Tax planning for 2021 | McNees Wallace & Nurick LLC

It is highly likely that 2021 will see significant changes in our tax laws. The Biden administration and various Democratic lawmakers have proposed various changes to our corporate and personal tax system. It is difficult to predict which of these proposals will pass or in what form, especially with the Democratic Party’s low majorities in the House and Senate and the complexity of the tax legislation. However, it is likely that some changes will be made. The purpose of this article is to summarize possible changes to tax laws that impact estate planning clients and to recommend possible actions.

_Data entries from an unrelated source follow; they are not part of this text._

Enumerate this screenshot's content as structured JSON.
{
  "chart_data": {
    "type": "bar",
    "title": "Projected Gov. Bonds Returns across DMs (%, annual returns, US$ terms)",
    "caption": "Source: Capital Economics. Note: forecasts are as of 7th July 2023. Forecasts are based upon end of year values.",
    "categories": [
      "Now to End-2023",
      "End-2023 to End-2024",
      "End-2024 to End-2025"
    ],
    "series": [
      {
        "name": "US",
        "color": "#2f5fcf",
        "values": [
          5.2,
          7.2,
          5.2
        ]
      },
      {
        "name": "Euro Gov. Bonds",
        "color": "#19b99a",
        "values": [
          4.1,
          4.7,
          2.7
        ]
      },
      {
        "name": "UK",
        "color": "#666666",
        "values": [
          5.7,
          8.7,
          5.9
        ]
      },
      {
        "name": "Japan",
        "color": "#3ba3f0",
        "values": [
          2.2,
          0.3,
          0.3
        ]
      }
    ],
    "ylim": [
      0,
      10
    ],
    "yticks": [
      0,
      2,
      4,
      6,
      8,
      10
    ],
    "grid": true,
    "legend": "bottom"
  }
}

Here are some potential legislative changes:

  • An increase in the inheritance tax rate of 40% within a range of 45% to 77%.
  • A reduction in the amount of the inheritance tax exemption (currently $ 11.7 million per person) to $ 3.5 million to $ 5 million per person.
  • The reduction in the gift tax exemption amounts to as little as $ 1 million per person (in 2009, the gift tax exemption was lower than the tax exemption on estates, which is intended to discourage lifelong donations).
  • A limit on how long a trust can exist without being subject to a generation-shift transfer tax (currently there is no time limit, which is one of the important advantages of planning “Dynasty Trust”). For example, one proposal is to apply the tax every fifty years.
  • Removal of the “basic step up” for assets valued at death. Currently, most assets have a base tier until the date of death of fair market value at death. It is possible that the increase will not be completely eliminated and instead there will be a cap of $ 1 million on the base to be allocated and perhaps earnings less than $ 100,000 will be exempt.
  • In conjunction with the absence of an increase in the base, there would be a deemed sale of assets on death, thereby triggering a capital gains tax to the extent that the value of the assets exceeds the actual cost base or the amount allocated on death. This proposal is particularly important if the capital gains rate is increased and will have a strong impact on family business owners and anyone who owns real estate. The deemed sale rules may also apply to gifts.
  • Limitations on the use of irrevocable transferor trusts, including the time limit for the term of an annuity trust retained by the transferor (typically a FREE has a term of two years and there is a proposed minimum term of ten years ).

Given the uncertainty of tax laws, it is important to review your estate plan to ensure that it achieves your intention in a tax-efficient manner. Some planning options to consider depending on your situation:

  • Create a “Spousal Lifetime Access Trust,” which is an irrevocable trust that benefits a spouse for life. The spouse can act as a trustee. Funding this trust would use the amount of your donation tax exemption. The trust can be structured to benefit your children as well as your spouse.
  • Create an irrevocable trust that benefits children, grandchildren and other descendants.
  • Pure and simple gifts.
  • Funding 529 Plans.
  • Clients who are hosting large taxable events (like selling a business this year) may want to consider charitable planning techniques, such as a charitable remainder trust or a charitable master trust (these trusts give you a tax deduction). income tax, but also benefit your family). Other clients may want to defer large charitable donations until future years, when the charitable donation tax deduction may be more attractive due to the higher tax rates.

It is important to periodically review your estate plan, regardless of the legislative environment. However, in today’s environment, it is especially important to ensure that your plan maximizes the benefits of tax laws.